During an annual press conference at Russia’s Foreign Ministry in Moscow, Foreign Minister Sergei Lavrov claimed that Russia did not violate the 1994 Budapest Memorandum on Security Assurances when it annexed Ukraine’s Crimean peninsula. According to him, the memorandum only prohibits Russia from using or threatening to use nuclear weapons against Ukraine.
This is not the first time Lavrov has made this claim.
“If you’re referring to the Budapest Memorandum, we have not violated it,” Lavrov said during an earlier press conference, in January 2016.
“It contains only one obligation—i.e., not to use nuclear weapons against Ukraine. No one has made any threats to use nuclear weapons against Ukraine.”
Lavrov’s assertion that the 1994 agreement only states that Russia will not use nuclear weapons against Ukraine is patently false. The text of the memorandum is widely available in a number of languages.
It includes six points it total, but the most relevant are the first three, which state:
“1. The United States of America, the Russian Federation, and the United Kingdom of Great Britain and Northern Ireland, reaffirm their commitment to Ukraine, in accordance with the principles of the CSCE Final Act, to respect the Independence and Sovereignty and the existing borders of Ukraine.
2. The United States of America, the Russian Federation, and the United Kingdom of Great Britain and Northern Ireland, reaffirm their obligation to refrain from the threat or use of force against the territorial integrity or political independence of Ukraine, and that none of their weapons will ever be used against Ukraine except in self defense or otherwise in accordance with the Charter of the United Nations.
3. The United States of America, the Russian Federation, and the United Kingdom of Great Britain and Northern Ireland, reaffirm their commitment to Ukraine, in accordance with the principles of the CSCE Final Act, to refrain from economic coercion designed to subordinate to their own interest the exercise by Ukraine of the rights inherent in its sovereignty and thus to secure advantages of any kind.”
It would seem Lavrov is referring to the fifth point of the agreement:
“5. The United States of America, the Russian Federation, and the United Kingdom of Great Britain and Northern Ireland, reaffirm, in the case of the Ukraine, their commitment not to use nuclear weapons against any non-nuclear-weapon State Party to the Treaty on the Non-Proliferation of Nuclear Weapons, except in the case of an attack on themselves, their territories or dependent territories, their armed forces, or their allies, by such a state in association or alliance with a nuclear weapon state.”

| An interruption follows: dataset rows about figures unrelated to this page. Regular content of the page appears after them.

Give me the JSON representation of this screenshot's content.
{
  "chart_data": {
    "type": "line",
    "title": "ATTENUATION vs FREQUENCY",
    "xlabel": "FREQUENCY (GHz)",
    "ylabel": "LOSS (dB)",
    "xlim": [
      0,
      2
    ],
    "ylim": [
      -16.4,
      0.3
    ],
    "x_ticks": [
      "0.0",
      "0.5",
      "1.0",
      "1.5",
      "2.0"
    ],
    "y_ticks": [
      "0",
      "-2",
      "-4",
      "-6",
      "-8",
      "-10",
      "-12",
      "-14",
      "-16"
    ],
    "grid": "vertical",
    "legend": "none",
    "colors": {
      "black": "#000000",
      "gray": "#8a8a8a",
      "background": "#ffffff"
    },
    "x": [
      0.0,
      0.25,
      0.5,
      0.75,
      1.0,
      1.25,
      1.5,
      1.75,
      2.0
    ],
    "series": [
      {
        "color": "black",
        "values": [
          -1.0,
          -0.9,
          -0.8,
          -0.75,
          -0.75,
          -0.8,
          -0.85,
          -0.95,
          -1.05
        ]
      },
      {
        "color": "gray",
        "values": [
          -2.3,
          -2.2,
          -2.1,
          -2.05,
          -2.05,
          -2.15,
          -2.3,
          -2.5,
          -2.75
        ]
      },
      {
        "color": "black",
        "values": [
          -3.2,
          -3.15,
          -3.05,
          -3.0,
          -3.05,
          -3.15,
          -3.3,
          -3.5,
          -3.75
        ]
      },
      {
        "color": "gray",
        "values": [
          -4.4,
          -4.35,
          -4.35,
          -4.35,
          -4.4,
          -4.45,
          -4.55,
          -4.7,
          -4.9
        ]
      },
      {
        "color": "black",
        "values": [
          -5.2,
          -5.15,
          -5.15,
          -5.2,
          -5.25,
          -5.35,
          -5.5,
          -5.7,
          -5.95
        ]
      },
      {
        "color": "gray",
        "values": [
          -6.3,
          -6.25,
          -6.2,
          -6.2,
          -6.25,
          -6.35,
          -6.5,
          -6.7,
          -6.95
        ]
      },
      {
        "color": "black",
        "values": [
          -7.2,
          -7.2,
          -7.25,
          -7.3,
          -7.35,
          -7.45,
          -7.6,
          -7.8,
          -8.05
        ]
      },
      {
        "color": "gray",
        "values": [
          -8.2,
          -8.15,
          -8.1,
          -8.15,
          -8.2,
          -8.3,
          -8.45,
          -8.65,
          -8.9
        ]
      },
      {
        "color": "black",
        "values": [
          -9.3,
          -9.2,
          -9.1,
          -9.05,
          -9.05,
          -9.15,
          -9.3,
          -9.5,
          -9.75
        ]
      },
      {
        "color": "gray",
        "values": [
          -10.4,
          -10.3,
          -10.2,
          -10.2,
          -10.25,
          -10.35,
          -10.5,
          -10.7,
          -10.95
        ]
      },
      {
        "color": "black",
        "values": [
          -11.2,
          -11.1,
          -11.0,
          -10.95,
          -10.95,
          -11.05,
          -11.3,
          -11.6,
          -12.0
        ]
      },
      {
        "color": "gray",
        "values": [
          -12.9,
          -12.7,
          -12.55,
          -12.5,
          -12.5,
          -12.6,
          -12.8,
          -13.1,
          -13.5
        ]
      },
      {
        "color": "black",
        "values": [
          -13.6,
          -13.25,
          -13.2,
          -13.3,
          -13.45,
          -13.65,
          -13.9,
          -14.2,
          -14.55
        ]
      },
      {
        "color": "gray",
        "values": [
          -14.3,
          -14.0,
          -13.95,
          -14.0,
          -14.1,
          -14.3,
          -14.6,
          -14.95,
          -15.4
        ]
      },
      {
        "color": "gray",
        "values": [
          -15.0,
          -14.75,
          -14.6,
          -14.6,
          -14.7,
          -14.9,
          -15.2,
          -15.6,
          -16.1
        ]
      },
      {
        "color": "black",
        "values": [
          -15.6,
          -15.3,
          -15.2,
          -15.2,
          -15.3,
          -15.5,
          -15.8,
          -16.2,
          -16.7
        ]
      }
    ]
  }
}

However, it is clear from point two that the agreement to avoid using force against Ukraine also includes conventional military means, referred to as simply “weapons” and not “nuclear weapons.” More importantly, point three forbids the use of economic coercion against Ukraine’s sovereignty.
Experts have asked whether the U.S. and Britain failed to follow through with security assurances provided in the fourth point of the Budapest memorandum – “to seek immediate United Nations Security Council action to provide assistance to Ukraine” in the event of aggression or the threat of aggression.
Steven Pifer, writing for the Brookings Institution in December 2014, urged Washington to do more than provide political and economic support and non-lethal military assistance. Pifer urged the U.S. “provide…military defensive arms.”
“This is not just a matter of assisting Ukraine in fulfillment of U.S. obligations,” Pifer wrote.“It is also about preserving the credibility of security assurances for the future.”
In December 2017, the U.S. approved the sale of defensive weapons to Ukraine.
The 1994 Budapest Memorandum is also not the only treaty with Ukraine which Russia has broken by annexing the Crimean peninsula and occupying part of Ukraine’s Donbas region. In 1997, the two countries signed the Russian-Ukrainian Friendship Treaty, which stated that both nations recognized each other’s current borders as “inviolable.”